The Collapse of the Protocol for Broker Recruiting and Its Effects on Salary

Broker Recruiting-Salary

The Protocol for Broker Recruiting (the Protocol) was established in 2004 and is an agreement regarding broker recruitment. The Protocol allows brokers to move between firms and take their clients with them to the new employer. Today, according to the four wealth management firms that started it, the Protocol is obsolete, ineffective, and strays beyond its real purpose, which is protecting clients’ assets and privacy.
A firm’s decisions as to whether it should withdraw from the Protocol can have a significant impact on its recruiting practices.
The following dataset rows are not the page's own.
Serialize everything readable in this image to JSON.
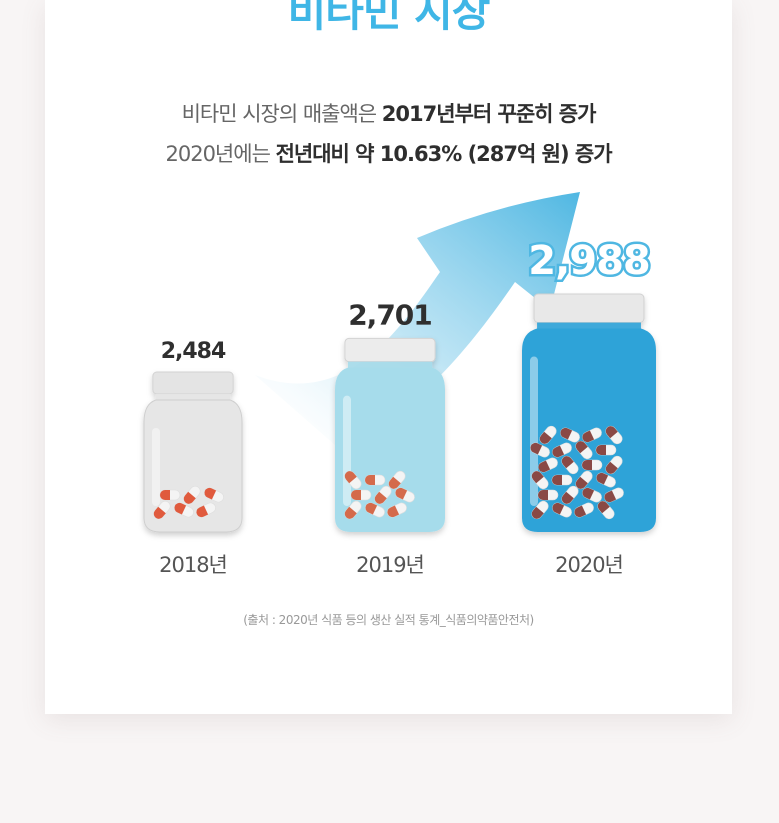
{
  "title": "비타민 시장",
  "subtitle": {
    "line1_plain": "비타민 시장의 매출액은 ",
    "line1_bold": "2017년부터 꾸준히 증가",
    "line2_plain": "2020년에는 ",
    "line2_bold": "전년대비 약 10.63% (287억 원) 증가"
  },
  "source": "(출처 : 2020년 식품 등의 생산 실적 통계_식품의약품안전처)",
  "colors": {
    "title": "#3fb6e6",
    "jar_2018": "#e6e6e6",
    "jar_2019": "#a6dceb",
    "jar_2020": "#2fa3d8",
    "pill_2018": "#e05a3e",
    "pill_2019": "#d46a4c",
    "pill_2020": "#8a4a44",
    "arrow": "#4fb7e2"
  },
  "chart_data": {
    "type": "bar",
    "categories": [
      "2018년",
      "2019년",
      "2020년"
    ],
    "values": [
      2484,
      2701,
      2988
    ],
    "value_labels": [
      "2,484",
      "2,701",
      "2,988"
    ],
    "title": "",
    "xlabel": "",
    "ylabel": "",
    "grid": false,
    "legend": "none"
  }
}
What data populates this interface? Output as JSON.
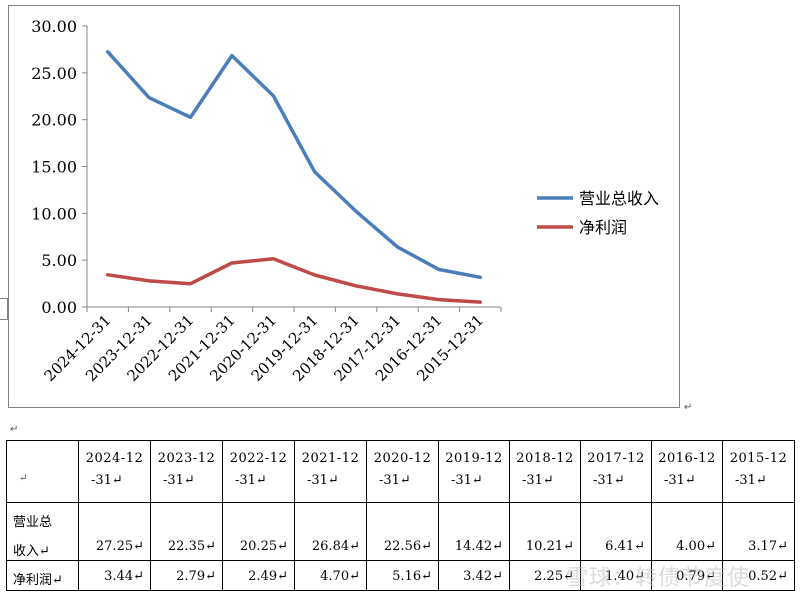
{
  "chart_data": {
    "type": "line",
    "categories": [
      "2024-12-31",
      "2023-12-31",
      "2022-12-31",
      "2021-12-31",
      "2020-12-31",
      "2019-12-31",
      "2018-12-31",
      "2017-12-31",
      "2016-12-31",
      "2015-12-31"
    ],
    "series": [
      {
        "name": "营业总收入",
        "values": [
          27.25,
          22.35,
          20.25,
          26.84,
          22.56,
          14.42,
          10.21,
          6.41,
          4.0,
          3.17
        ],
        "color": "#4a7ebb"
      },
      {
        "name": "净利润",
        "values": [
          3.44,
          2.79,
          2.49,
          4.7,
          5.16,
          3.42,
          2.25,
          1.4,
          0.79,
          0.52
        ],
        "color": "#be4b48"
      }
    ],
    "ylim": [
      0,
      30
    ],
    "yticks": [
      "0.00",
      "5.00",
      "10.00",
      "15.00",
      "20.00",
      "25.00",
      "30.00"
    ],
    "grid": false,
    "legend": "right"
  },
  "table": {
    "header_top": [
      "2024-12",
      "2023-12",
      "2022-12",
      "2021-12",
      "2020-12",
      "2019-12",
      "2018-12",
      "2017-12",
      "2016-12",
      "2015-12"
    ],
    "header_bottom": "-31",
    "rows": [
      {
        "label_line1": "营业总",
        "label_line2": "收入",
        "values": [
          "27.25",
          "22.35",
          "20.25",
          "26.84",
          "22.56",
          "14.42",
          "10.21",
          "6.41",
          "4.00",
          "3.17"
        ]
      },
      {
        "label_line1": "净利润",
        "label_line2": "",
        "values": [
          "3.44",
          "2.79",
          "2.49",
          "4.70",
          "5.16",
          "3.42",
          "2.25",
          "1.40",
          "0.79",
          "0.52"
        ]
      }
    ]
  },
  "marks": {
    "paragraph": "↵"
  },
  "watermark": "雪球：转债节度使"
}
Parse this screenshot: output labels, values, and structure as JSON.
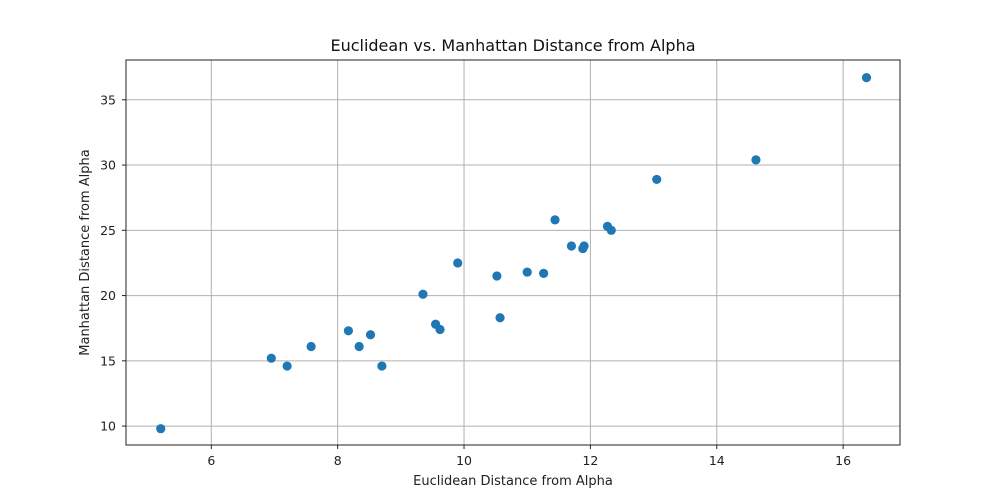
{
  "chart_data": {
    "type": "scatter",
    "title": "Euclidean vs. Manhattan Distance from Alpha",
    "xlabel": "Euclidean Distance from Alpha",
    "ylabel": "Manhattan Distance from Alpha",
    "xlim": [
      4.65,
      16.9
    ],
    "ylim": [
      8.55,
      38.05
    ],
    "xticks": [
      6,
      8,
      10,
      12,
      14,
      16
    ],
    "yticks": [
      10,
      15,
      20,
      25,
      30,
      35
    ],
    "grid": true,
    "color": "#1f77b4",
    "points": [
      {
        "x": 5.2,
        "y": 9.8
      },
      {
        "x": 6.95,
        "y": 15.2
      },
      {
        "x": 7.2,
        "y": 14.6
      },
      {
        "x": 7.58,
        "y": 16.1
      },
      {
        "x": 8.17,
        "y": 17.3
      },
      {
        "x": 8.34,
        "y": 16.1
      },
      {
        "x": 8.52,
        "y": 17.0
      },
      {
        "x": 8.7,
        "y": 14.6
      },
      {
        "x": 9.35,
        "y": 20.1
      },
      {
        "x": 9.55,
        "y": 17.8
      },
      {
        "x": 9.62,
        "y": 17.4
      },
      {
        "x": 9.9,
        "y": 22.5
      },
      {
        "x": 10.52,
        "y": 21.5
      },
      {
        "x": 10.57,
        "y": 18.3
      },
      {
        "x": 11.0,
        "y": 21.8
      },
      {
        "x": 11.26,
        "y": 21.7
      },
      {
        "x": 11.44,
        "y": 25.8
      },
      {
        "x": 11.7,
        "y": 23.8
      },
      {
        "x": 11.88,
        "y": 23.6
      },
      {
        "x": 11.9,
        "y": 23.8
      },
      {
        "x": 12.27,
        "y": 25.3
      },
      {
        "x": 12.33,
        "y": 25.0
      },
      {
        "x": 13.05,
        "y": 28.9
      },
      {
        "x": 14.62,
        "y": 30.4
      },
      {
        "x": 16.37,
        "y": 36.7
      }
    ]
  }
}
The Formation of the Protocol – Clients Caught in the Broker Recruiting Crossfire

Since 2004, the Protocol has limited litigation between wirehouses if a registered representative leaves one participating member for another. As initially conceived by Merrill Lynch, Smith Barney, and UBS, the Protocol provides general guidelines for firms that want to recruit successful representatives who already have a job. The lingering question is—how do you protect the client-adviser relationship when advisers transition to a different firm?

Before the Protocol came into effect, lawsuits were common as firms would sue departing representatives to win temporary restraining orders against moving a client’s assets to a new firm. Due to legal precedent, a client’s assets were inevitably frozen until all parties agreed to terms in arbitration. Today, the Protocol addresses the awkward situation of investors wanting to follow their most trusted representatives to a new firm.

The Protocol also establishes rules for representatives who solicit former clients. The guidelines only allow representatives to keep essential information, such as names, addresses, and phone numbers, in order to contact previous clients. Representatives are prohibited from taking confidential details including account numbers, bank statements, or Social Security numbers when they move to another firm.

Why Founding Members Are Exiting the Protocol

The Protocol applies to independent broker-dealers and investment adviser, but there are no special requirements other than complying with standard industry regulations. This open-door policy is precisely why founding members are leaving the agreement, which only requires a 10-day notice.

In November of 2017, Morgan Stanley decided to leave the Protocol under the guise of a new business model. Morgan Stanley’s only press release on the decision outlined the firm’s reasons for leaving. “Over time, the Protocol has become replete with opportunities for gamesmanship and loopholes,” the release states. Morgan Stanley points to the fact that there’s no formal vetting process. Any independent broker-dealer or registered investment advisers can join and leave at will with minimal notice.

As simple as the Protocol may be, it contains neither a formal vetting process nor an enforcement mechanism. There’s concern that more firms will keep joining the Protocol, exploit the benefits of recruiting within its framework, and then exit the Protocol shortly thereafter.

According to Morgan Stanley’s press release, “Firms have unilaterally made exceptions to the scope of the Protocol, undermining the objective of a universal set of rules.” Similarly, UBS is no longer a member for the same reasons. As UBS’ co-president Tom Naratil admitted in a recent interview, “once a large rival left, we left.” The fallout has continued with more large firms following Morgan Stanley’s lead.

Which Firms May Exit the Protocol Next?

It’s difficult to predict anything in the financial services industry, but the trend is clear—more firms are leaving the Protocol. Firms are consistently analyzing whether they want to prevent unethical companies from gaming the agreement and poaching their best employees.

The decision to leave isn’t easy, but more firms continue to believe that the Protocol has become ineffective. Although Citigroup doesn’t have the same number of advisers as Morgan Stanley, it has already exited the Protocol. Other wirehouses, such as Wells Fargo and Merrill Lynch, have increased litigation aggressively, alleging that brokers violate the Protocol.

How the New Environment Will Affect Salaries and Careers

Leaving the Protocol is becoming the new norm. Although thousands of companies are still on board with the agreement, that may change soon if wirehouses continue to crack down on the “raiding” of a broker’s books.

Some people believe that the collapse of the Protocol is a win for clients’ fiduciary rights. However, another way to look at it is that wirehouses have grown weary of losing business to independent advisers.

Exiting the Protocol gives wirehouses a way to limit opportunities for those who intend to leave to form rival ventures. These firms ultimately gain more control over the salaries and commissions that talented advisers can command. However, this strategy appears to be pushing brokers into the independent space, which is more lucrative.

The collapse of the Protocol isn’t necessarily the death knell of broker recruiting. While detractors of the agreement say it’s obsolete, proponents say it’s still useful since it sets a longstanding recruiting precedent.